We discovered that a key physiological process that determines yield, namely nitrogen fixation, is responsive to this stressor. We discovered that some soybean genotypes, actually increase their nitrogen fixation in response to this stressor. We found that this sensitivity is dependent on the growth stage, that is, some genotypes express it across the entire growing season while others do not. We also discovered that commercial varieties do not express this favotable trait, but that it exists in breeding lines and landraces. Modeling efforts, while still in progress, indicate significant yield gains for the Minnesota farmer if this trait is introgressed in varieties released to farmers.

We conclude that there is an untapped opportunity to further increase soybean tolerance to drought in ways that are profitable for the farmer across Minnesota. Soybean breeding programs would greatly benefit from actively breeding for this trait and release better yielding, more drought tolerant varieties to Minnesota farmers.

B1. Better-yielding varieties for Minnesota soybean growers. Atmospheric drought causes stress for the
soybean crop and limits its yield potential across the nation, including Minnesota, which is already
challenged by a relatively short growing season. By breeding for improved yield under atmospheric
drought, this proposal ultimately seeks to help the U of M soybean breeding program deliver more
productive and therefore more profitable soybean varieties to Minnesota growers.
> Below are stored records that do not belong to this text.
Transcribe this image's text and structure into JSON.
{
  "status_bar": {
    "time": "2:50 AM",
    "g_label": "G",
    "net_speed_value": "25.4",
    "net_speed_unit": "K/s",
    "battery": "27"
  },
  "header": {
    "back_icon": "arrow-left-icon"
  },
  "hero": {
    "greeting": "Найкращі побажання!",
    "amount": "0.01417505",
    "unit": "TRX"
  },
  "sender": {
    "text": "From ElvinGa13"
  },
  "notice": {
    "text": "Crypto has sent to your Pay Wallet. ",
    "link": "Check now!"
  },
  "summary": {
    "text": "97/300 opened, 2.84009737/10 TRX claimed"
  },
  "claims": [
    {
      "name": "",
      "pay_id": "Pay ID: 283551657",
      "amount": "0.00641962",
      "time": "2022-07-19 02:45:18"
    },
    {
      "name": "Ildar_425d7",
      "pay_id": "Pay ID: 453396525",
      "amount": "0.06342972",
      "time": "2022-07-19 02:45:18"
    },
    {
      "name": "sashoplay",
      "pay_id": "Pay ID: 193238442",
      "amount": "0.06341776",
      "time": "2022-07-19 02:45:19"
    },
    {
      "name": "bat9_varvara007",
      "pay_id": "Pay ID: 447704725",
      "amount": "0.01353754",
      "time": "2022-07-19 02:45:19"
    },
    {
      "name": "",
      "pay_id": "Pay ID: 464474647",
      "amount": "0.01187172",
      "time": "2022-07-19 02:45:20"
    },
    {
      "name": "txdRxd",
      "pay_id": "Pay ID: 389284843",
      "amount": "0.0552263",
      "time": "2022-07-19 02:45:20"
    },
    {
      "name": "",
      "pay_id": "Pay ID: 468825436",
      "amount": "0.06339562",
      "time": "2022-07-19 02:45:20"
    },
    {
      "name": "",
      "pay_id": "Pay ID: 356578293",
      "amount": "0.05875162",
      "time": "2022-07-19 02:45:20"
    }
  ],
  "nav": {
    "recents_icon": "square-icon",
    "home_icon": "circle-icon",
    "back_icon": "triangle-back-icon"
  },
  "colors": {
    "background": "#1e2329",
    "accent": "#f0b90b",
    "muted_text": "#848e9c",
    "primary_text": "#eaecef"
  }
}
B2. Making Minnesota soybeans more competitive. The U of M breeding
program will be in a position to be the first to deliver better-yielding varieties under atmospheric drought, a problem that
faces soybean production across the entire nation.
B3. A new technology to help Minnesota growers monitor the ability of their soybean in fixing nitrogen.
The proposed research is based on a methodology that can be made available to farmers so that they
can evaluate the nitrogen fixing performance of their crop in real time.